NOTE: Specialized Advanced Programmes are offered to participants with high barriers to employment/further education, i.e. learning disabilities, extremely low levels of education, physical/mental health issues, language barriers, etc.

Affordable Transitional Housing

In this phase participants move out of the front-line house and into an apartment of their own in the community. Financial support is provided by the SA Foundation to top up the portion of rent that is not covered by social assistance. While in this phase participants will receive support from a one-on-one worker to address transition concerns and will continue to attend the ASK Learning Centre Phase II – Advanced Programming. Access to the parent support centre continues to be provided in this phase free of charge. Transitional Housing support generally last up to 18 months.

Affordable Long-Term Housing

At this level of programming participants are employed full-time in the community or have returned to school.

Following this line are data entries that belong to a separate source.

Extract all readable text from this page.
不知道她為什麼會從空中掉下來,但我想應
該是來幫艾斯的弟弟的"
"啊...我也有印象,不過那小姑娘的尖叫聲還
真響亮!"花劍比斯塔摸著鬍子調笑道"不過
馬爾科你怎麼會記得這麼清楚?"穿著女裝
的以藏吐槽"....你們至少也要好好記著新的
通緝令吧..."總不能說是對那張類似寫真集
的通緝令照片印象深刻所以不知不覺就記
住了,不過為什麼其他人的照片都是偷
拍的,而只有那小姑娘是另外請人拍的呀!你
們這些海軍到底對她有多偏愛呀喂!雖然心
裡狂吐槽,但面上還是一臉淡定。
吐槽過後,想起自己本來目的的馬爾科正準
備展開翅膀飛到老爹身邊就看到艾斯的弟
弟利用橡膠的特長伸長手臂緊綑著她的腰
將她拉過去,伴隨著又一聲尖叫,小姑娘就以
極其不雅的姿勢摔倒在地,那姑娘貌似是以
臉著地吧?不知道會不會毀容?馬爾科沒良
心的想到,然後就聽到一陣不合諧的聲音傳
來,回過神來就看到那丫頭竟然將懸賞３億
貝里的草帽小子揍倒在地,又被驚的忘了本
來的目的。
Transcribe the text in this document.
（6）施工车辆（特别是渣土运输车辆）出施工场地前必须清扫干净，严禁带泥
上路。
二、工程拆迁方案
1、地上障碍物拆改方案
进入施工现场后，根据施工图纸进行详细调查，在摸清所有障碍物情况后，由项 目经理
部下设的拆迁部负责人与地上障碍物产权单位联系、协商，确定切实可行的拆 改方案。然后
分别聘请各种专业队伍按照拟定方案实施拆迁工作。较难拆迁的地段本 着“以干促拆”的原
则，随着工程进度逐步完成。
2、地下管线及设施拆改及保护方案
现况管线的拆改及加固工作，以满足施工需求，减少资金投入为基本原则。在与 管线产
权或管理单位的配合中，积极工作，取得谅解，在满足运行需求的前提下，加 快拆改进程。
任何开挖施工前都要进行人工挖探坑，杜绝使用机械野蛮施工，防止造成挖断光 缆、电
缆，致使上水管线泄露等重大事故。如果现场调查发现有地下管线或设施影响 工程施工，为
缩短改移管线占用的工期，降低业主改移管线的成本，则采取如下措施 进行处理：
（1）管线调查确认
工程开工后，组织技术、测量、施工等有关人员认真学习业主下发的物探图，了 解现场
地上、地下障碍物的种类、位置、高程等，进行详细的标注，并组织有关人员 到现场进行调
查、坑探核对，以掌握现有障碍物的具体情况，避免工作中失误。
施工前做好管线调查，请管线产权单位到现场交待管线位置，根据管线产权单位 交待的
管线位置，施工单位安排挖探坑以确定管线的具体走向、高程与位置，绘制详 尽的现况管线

Financial support from the SA Foundation may be provided to offset housing or educational costs on a per case basis.

Follow care

The Follow care programme is provided to all participants who have completed the programme and provides the follow-up and care they need to be successful in the community at large. Invitations to events are extended, one-on-one care is provided and opportunities to lead classes and/or sponsor new programme participants are created. The Follow care program is ongoing for as long as the participant is in need of extended support.